Trois générations dans et devant le tracteur. Sur la photo aussi, le système de siège de transfert permettant à l’agriculteur de monter dans la cabine. (© Gaëtan Arnaud)

Réorienter l’exploitation vers les cultures

Gaëtan est installé depuis sept ans maintenant. Compte tenu de son handicap, il a choisi d’arrêter l’élevage laitier et cultive une soixantaine d’hectares : 35 ha de céréales et 25 ha d’herbe (vente de foin et d’enrubannage). « La pénibilité physique de la traite est déjà une contrainte pour quelqu’un de valide alors en fauteuil… J’en connais qui le font, mais ils sont en société ou s’appuient sur le service de remplacement », justifie-t-il. « À la fin, la rentabilité est conservée malgré l’arrêt de la production laitière. Ce n’est cependant pas suffisant pour vivre, sans l’activité sportive à côté », reconnaît l’agriculteur.

Se montrer ingénieux, anticiper.

En plus des deux tracteurs adaptés avec siège de transfert, l’ancienne étable entravée a été réaménagée pour pouvoir atteler les matériels à plat. Pour l’attelage/dételage, il utilise le système disponible sur de nombreux modèles, dont les exploitants non handicapés se servent peu. « Globalement, les tâches deviennent plus difficiles, il faut se montrer ingénieux et anticiper davantage », fait remarquer Gaëtan comme le dit également Michel Chevalier dans son témoignage. Il cite l’exemple de la clé à choc, sur batterie rechargeable, qui évite d’avoir à se déplacer pour la brancher/débrancher avec un enrouleur. Ou encore le fait de faire attention à l’endroit où l’on dételle/attelle le matériel, afin de ne pas être gêné par de l’herbe ou des trous.

« Il y a pire »

L’agriculteur sollicite aussi régulièrement l’aide de ses enfants, sa femme, son père, et ses voisins exploitants pour l’aider dans cette tâche. « Une fois au volant, le confort en cabine et les automatismes facilitent bien les choses », met-il en avant.

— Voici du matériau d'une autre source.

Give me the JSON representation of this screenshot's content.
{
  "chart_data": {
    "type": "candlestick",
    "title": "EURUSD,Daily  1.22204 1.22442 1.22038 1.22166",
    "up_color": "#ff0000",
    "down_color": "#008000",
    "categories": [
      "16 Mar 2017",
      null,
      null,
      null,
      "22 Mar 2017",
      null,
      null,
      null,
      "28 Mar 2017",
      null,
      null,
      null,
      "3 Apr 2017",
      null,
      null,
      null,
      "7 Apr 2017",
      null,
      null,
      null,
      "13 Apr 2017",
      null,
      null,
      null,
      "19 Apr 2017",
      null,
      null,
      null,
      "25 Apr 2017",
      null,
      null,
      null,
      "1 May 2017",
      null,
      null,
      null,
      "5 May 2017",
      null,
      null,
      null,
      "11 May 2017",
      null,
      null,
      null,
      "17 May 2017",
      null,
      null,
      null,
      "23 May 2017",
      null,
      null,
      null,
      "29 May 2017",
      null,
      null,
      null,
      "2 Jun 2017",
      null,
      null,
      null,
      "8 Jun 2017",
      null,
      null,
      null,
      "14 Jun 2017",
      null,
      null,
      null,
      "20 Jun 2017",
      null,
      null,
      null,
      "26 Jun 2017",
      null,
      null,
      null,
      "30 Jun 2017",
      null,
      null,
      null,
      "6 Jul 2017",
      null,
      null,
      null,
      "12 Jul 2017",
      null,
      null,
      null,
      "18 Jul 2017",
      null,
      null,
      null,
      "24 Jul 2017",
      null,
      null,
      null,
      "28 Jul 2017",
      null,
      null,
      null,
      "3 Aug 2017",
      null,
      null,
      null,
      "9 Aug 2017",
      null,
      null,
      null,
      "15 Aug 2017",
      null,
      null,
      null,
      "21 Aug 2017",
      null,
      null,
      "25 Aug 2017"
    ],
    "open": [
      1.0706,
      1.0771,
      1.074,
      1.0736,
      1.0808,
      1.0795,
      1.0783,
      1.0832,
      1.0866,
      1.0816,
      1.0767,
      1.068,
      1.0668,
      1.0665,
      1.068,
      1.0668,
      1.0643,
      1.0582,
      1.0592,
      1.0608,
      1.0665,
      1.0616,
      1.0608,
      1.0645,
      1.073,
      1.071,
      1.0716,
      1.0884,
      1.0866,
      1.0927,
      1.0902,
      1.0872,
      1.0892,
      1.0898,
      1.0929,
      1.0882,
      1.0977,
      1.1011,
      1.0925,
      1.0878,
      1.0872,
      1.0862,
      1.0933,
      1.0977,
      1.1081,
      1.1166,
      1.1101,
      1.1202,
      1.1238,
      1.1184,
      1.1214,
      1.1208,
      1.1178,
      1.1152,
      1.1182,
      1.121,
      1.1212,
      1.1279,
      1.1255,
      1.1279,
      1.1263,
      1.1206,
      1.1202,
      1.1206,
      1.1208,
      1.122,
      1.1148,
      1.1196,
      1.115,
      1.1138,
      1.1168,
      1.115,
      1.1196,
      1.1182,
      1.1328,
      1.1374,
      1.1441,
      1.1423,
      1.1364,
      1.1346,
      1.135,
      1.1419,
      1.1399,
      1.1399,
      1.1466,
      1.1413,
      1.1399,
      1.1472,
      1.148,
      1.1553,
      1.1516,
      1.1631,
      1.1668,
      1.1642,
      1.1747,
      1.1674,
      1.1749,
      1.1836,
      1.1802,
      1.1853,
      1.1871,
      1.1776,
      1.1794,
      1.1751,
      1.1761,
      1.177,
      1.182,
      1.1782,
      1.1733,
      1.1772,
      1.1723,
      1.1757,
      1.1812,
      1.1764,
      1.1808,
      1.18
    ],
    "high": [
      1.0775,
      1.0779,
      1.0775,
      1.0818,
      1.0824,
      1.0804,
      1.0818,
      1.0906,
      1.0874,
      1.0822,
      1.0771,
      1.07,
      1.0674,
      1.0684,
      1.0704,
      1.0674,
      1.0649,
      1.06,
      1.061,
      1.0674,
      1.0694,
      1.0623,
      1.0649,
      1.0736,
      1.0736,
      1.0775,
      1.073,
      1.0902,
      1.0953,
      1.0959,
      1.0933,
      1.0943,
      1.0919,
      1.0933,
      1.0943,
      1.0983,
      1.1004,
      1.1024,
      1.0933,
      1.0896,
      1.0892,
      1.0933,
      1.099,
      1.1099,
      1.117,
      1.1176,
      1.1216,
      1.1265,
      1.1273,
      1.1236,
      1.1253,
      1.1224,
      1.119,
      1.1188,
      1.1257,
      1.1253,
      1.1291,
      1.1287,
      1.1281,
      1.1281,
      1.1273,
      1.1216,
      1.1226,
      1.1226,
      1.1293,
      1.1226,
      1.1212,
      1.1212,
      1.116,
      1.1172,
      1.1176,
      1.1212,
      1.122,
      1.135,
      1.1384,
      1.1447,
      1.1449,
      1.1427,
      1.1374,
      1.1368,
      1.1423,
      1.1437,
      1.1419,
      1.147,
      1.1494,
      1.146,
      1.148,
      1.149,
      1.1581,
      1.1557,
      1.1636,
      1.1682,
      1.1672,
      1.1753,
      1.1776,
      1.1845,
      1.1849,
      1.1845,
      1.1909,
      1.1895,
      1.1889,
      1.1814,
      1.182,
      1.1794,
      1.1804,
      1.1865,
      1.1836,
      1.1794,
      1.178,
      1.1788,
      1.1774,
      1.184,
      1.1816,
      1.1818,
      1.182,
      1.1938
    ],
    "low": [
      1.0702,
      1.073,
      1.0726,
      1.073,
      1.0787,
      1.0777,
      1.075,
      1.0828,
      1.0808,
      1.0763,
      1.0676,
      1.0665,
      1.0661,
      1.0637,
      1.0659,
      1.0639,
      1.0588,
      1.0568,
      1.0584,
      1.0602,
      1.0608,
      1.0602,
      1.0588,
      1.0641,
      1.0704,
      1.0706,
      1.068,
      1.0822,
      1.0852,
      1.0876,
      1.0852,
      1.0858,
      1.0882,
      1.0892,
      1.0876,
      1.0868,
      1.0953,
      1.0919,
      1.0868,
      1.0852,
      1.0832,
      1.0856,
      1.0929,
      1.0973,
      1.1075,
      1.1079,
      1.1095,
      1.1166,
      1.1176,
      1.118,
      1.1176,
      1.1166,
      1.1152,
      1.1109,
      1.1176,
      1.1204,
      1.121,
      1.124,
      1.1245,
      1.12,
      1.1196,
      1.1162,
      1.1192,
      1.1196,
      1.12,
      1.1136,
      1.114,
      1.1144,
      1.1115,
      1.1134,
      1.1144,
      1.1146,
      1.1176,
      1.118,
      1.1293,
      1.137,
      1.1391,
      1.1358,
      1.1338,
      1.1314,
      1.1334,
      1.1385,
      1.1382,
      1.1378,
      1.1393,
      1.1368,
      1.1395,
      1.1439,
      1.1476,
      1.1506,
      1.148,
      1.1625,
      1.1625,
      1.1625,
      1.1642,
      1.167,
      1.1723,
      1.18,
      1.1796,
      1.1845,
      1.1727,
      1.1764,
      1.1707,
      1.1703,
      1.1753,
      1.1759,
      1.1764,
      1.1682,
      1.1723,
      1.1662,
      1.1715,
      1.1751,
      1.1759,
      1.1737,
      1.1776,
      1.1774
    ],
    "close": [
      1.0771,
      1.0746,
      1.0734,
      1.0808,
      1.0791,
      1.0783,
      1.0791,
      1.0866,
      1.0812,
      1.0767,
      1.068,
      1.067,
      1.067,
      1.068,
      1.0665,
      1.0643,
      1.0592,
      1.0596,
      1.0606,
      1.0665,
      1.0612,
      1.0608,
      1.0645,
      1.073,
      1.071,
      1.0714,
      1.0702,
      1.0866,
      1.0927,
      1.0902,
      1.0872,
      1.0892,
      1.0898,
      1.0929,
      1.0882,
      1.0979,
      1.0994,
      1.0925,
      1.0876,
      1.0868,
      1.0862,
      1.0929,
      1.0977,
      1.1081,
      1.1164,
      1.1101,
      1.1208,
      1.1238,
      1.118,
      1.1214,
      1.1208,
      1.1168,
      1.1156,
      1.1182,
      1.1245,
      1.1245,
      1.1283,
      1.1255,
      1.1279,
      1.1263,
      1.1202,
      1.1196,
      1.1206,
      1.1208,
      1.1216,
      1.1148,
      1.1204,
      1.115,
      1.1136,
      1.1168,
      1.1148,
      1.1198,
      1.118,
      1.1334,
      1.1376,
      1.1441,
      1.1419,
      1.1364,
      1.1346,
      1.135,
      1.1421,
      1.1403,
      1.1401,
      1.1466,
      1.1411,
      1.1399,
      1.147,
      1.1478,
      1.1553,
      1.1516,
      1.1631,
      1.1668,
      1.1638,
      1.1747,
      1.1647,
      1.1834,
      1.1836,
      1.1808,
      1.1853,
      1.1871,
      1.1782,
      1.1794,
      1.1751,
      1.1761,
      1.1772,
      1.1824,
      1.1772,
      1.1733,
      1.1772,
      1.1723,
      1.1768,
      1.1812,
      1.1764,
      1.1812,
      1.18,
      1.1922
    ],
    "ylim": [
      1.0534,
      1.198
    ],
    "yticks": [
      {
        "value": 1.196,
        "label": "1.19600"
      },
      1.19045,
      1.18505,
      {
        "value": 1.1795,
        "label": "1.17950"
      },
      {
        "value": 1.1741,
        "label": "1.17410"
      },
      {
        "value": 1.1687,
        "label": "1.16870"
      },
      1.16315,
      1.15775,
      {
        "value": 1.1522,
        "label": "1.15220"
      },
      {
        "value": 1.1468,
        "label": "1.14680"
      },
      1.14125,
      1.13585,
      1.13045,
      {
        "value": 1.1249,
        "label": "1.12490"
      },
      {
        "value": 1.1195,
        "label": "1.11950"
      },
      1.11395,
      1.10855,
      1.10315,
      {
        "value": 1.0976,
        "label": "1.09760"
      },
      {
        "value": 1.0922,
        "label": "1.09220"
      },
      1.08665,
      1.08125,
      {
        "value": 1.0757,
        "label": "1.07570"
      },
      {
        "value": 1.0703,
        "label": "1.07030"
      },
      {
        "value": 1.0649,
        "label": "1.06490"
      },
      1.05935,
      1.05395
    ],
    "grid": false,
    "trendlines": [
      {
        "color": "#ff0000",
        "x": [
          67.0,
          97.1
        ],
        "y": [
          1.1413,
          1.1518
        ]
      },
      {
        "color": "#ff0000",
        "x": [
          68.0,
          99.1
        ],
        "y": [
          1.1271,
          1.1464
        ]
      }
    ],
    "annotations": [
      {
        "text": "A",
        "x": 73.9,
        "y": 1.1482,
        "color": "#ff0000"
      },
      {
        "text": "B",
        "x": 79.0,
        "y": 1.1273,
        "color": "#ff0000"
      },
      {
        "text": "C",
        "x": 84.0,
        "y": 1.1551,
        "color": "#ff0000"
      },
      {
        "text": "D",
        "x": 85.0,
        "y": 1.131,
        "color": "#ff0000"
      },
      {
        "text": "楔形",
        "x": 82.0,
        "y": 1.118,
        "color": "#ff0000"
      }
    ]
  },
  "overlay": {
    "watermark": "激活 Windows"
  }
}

Côté financement, « rien à redire », le système de transfert de siège a été pris en charge à 100 %. Mais de même que Michel Chevalier, le producteur déplore le temps nécessaire pour monter puis instruire le dossier. « Les cinq mois prévus sont déjà longs mais il en a fallu neuf car il manquait toujours des pièces et les contacts ne pouvaient avoir lieu que par mail. »

Gaëtan éprouve un ressenti similaire à Michel : « Le handicap n’est pas un problème en soi, il y a des situations bien pires, par exemple lorsque les difficultés économiques sur l’exploitation sont telles qu’elles poussent au suicide. L’agriculture est un secteur dur en général. Lorsqu’on a un handicap, il faut juste être encore plus motivé au regard de l’investissement personnel à fournir. L’essentiel est d’être heureux dans sa vie pro et perso. » Pour lui, c’est cela qu’il faut promouvoir. Pour preuve : suite à des articles de presse, Gaëtan a été contacté par plusieurs jeunes paraplégiques avec un projet d’installation en agriculture.